Re-conceptualizing Approaching Girls

Re-conceptualizing Approaching Girls


By far the most difficult thing for guys in dating is approaching new girls and the second is doing it with success. There's so much information out there about learning not to fear rejection, lines to get good responses, and of course the be yourself advice.


A way that's not discussed as much is the idea that women like to be talked to as long as it's somewhat respectful as in you're talking to them like a human being and not a vagina with arms and legs. You can tease and make fun of but not objectify unless she already really likes you and seems like she wants to go home with you which happens if the venue is right for it--late night parties, clubs, bars etc.


Re-conceptualizing Approaching Girls


What's really important about this concept is again that women actually have a good time talking to new guys.


It's the pressure of feeling as if you're trying to pull something off which makes it feel so forced. You feel like you're swimming against the current instead of with it--pushing something that probably shouldn't be pushing in order to satiate your pathetic male desires. Not only are they not pathetic but actually very healthy as men go through adulthood, but you're not pushing it as much as you think. Women enjoy feeling attractive and when you take the time to tease her or smile or make conversation you are validating her. True, a lot of men validate her everyday so she may have a veil of rudeness which pre-rejects you, but there are usually women who don't have this veil on and often when a woman does have that veil on it's because she has a boyfriend or you aren't her type so you didn't have a shot no matter what you said or did.


The point is flirting is almost as normal as being friendly. Sure, you've probably been in line at a store or something and the guy is being extra friendly to this woman and even though the woman is playing along you feel awkward and tense for the guy--this is called tension and if you can handle tension then you're ahead of the game. Don't feel like you have to fill up every empty silence with something witty.


Re-conceptualizing Approaching Girls


To wrap up, here is the basic idea: Try thinking of talking to girls like giving them permission to have a conversation with you. If you are sitting next to a woman at starbucks and you say what's that you're reading? She can give you a one word answer and you know she's not interested in getting that permission. Or, and this happens a lot more often than you'd think, she will open up and tell you what the book is about without you asking. This opens up the conversation where you can talk about anything and from asking a simple question about an innocuous thing that you'd ask her even if she was 90 years old and a man, you've done what so many other guys fail to do--start a conversation from scratch from a random attractive women you've never met. Your success rate in terms of relationships starting this way is actually higher than clubs because they actually find the way you met cute (the best still seems to be mutual friends)

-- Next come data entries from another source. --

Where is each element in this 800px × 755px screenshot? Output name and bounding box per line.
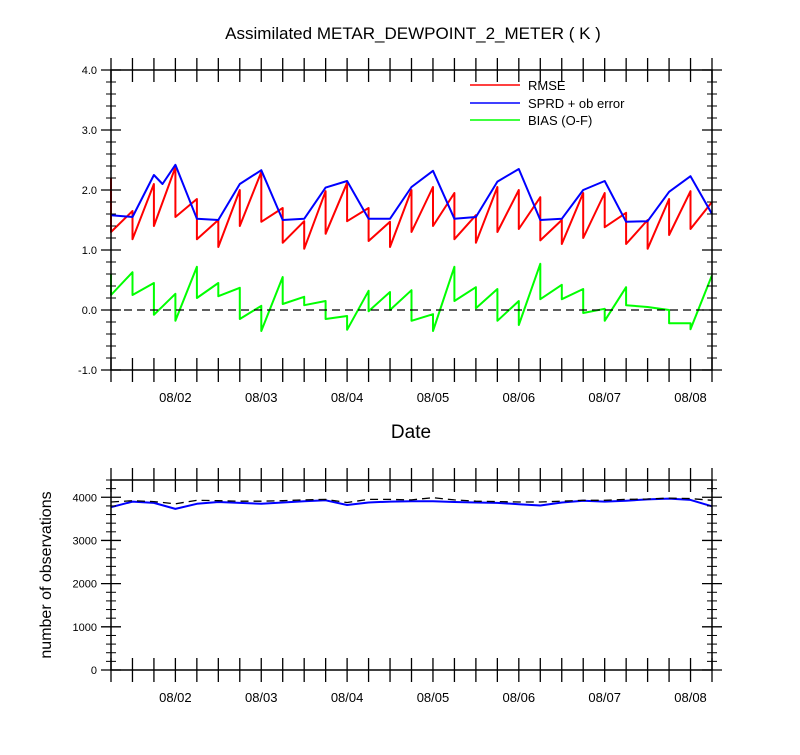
bottom-xtick-label: 08/07 [588, 690, 621, 705]
bottom-ticks-group: 0 1000 2000 3000 4000 08/02 08/03 08/04 08/05 08/… [73, 468, 722, 705]
top-ytick-label: 0.0 [82, 305, 97, 317]
bottom-xtick-label: 08/08 [674, 690, 707, 705]
top-xtick-label: 08/07 [588, 390, 621, 405]
top-panel: Assimilated METAR_DEWPOINT_2_METER ( K )… [78, 24, 722, 443]
chart-title: Assimilated METAR_DEWPOINT_2_METER ( K ) [225, 24, 601, 43]
bottom-panel: 0 1000 2000 3000 4000 08/02 08/03 08/04 08/05 08/… [38, 468, 722, 705]
top-xtick-label: 08/03 [245, 390, 278, 405]
top-ytick-label: 4.0 [82, 65, 97, 77]
top-ticks-group: -1.0 0.0 1.0 2.0 3.0 4.0 08/02 08/03 08/04 08/05 0… [78, 58, 722, 405]
legend-label-spread: SPRD + ob error [528, 96, 625, 111]
y-axis-label-observations: number of observations [38, 491, 55, 658]
top-series-sprd-ob-error [110, 163, 713, 223]
bottom-ytick-label: 1000 [73, 622, 97, 634]
x-axis-label: Date [391, 422, 431, 443]
top-series-group [110, 163, 713, 332]
bottom-ytick-label: 4000 [73, 492, 97, 504]
bottom-xtick-label: 08/04 [331, 690, 364, 705]
legend: RMSE SPRD + ob error BIAS (O-F) [470, 78, 625, 128]
top-ytick-label: 1.0 [82, 245, 97, 257]
top-series-rmse [110, 166, 713, 250]
top-xtick-label: 08/05 [417, 390, 450, 405]
top-xtick-label: 08/02 [159, 390, 192, 405]
bottom-plot-frame [110, 479, 713, 671]
bottom-series-group [110, 497, 713, 510]
legend-label-bias: BIAS (O-F) [528, 113, 592, 128]
top-ytick-label: 2.0 [82, 185, 97, 197]
bottom-xtick-label: 08/02 [159, 690, 192, 705]
top-xtick-label: 08/04 [331, 390, 364, 405]
bottom-xtick-label: 08/03 [245, 690, 278, 705]
bottom-xtick-label: 08/06 [503, 690, 536, 705]
bottom-series-assimilated-observations [110, 497, 713, 510]
bottom-series-possible-observations [110, 497, 713, 505]
legend-label-rmse: RMSE [528, 78, 566, 93]
top-xtick-label: 08/06 [503, 390, 536, 405]
top-series-bias-o-f [110, 262, 713, 332]
top-ytick-label: 3.0 [82, 125, 97, 137]
top-ytick-label: -1.0 [78, 365, 97, 377]
bottom-ytick-label: 2000 [73, 579, 97, 591]
bottom-xtick-label: 08/05 [417, 690, 450, 705]
bottom-ytick-label: 0 [91, 665, 97, 677]
top-xtick-label: 08/08 [674, 390, 707, 405]
bottom-ytick-label: 3000 [73, 535, 97, 547]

One small additional note--you'll find as you do this that many women will have conversations with you very easily but that doesn't always result in numbers. Again, I never force anything along. Even if I know I could get this woman to talk about her life story--i know that when she gets home if she feels like why did she give me her number? when i text her it won't probably go anywhere. You can push it if you like and you'll probably get better numbers than me but again there are always enough women who enjoyed the chance to talk to you without it being weird, uncomfortable, and forced.